European soccer notoriously limits media access, but Manchester City phenom forward Erling Haaland takes privacy to the next level. This week ahead of a UEFA Champions League bout with FC Copenhagen, Haaland conducted his first press conference with English football media since his signing was announced by the club in 2022.
Haaland discussed at length his happiness at City, his mindset coming off City’s trophy sweep in his first season with the club last year, and his future as a footballer.
“I say this now, it will probably be a massive headline, but tomorrow you never know what the future brings, but I am happy,” the Norwegian wunderkind scorer told reporters. “You can write this, but you also have to write everything I said before. I am happy.”
Haaland is proficient in English but simply chooses to be private. In the press conference this week, he was quite transparent and detailed in his answers.
Haaland revealed his approach after so much success early in England.
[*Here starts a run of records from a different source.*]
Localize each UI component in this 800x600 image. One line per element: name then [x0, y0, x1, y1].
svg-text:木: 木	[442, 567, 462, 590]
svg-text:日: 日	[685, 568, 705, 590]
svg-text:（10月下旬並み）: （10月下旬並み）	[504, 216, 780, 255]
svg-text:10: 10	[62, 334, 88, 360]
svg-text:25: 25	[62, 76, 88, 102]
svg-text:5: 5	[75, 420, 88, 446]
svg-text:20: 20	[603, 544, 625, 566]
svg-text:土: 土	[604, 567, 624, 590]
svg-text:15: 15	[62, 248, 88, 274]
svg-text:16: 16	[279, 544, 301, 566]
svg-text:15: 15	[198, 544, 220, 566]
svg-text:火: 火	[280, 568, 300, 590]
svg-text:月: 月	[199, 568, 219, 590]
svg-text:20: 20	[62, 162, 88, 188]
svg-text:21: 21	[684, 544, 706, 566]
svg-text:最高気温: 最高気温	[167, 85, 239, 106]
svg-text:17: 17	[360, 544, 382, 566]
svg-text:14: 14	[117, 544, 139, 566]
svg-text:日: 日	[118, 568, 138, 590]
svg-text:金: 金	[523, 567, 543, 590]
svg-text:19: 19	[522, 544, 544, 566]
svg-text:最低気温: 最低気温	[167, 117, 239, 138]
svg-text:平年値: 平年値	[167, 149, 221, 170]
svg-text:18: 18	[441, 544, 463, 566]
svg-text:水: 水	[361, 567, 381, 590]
It was a refreshing openness to hear from a young living legend in a sport with extremely limited access to athletes.
“You can think about it in two ways,” Haaland said. One is that I came here and won it all. The other thing is that I’m 23 years old, and I won everything, and I got a taste of how it is to win everything. How I work is that when I feel this, I want to win it again. It’s as easy as that.”
Haaland also detailed how his training these days is primarily mental. After all, one of the most prolific goal-scorers in the history of the sport can only do so much to improve physically.
Last summer, Haaland was a guest on Impaulsive, Logan Paul’s massive digital show. This season, he recorded an eight-minute video for City’s YouTube channel. That is the total list of his interviews in the past year.
While managers are very front-facing in Europe, soccer stars rarely speak to media. An athlete like Haaland in the United States would be required to answer reporters’ questions from time to time, but neither UEFA nor the Premier League have these rules.
As Americans have seen with Lionel Messi and MLS, the world’s most famous athletes are often the most closed-off. So Haaland opening up this week is noteworthy beyond the stakes of City’s season and his next contract with the club.
Editor’s Note: This piece originally incorrectly referred to Haaland as Swedish, rather than Nowergian. We regret this error.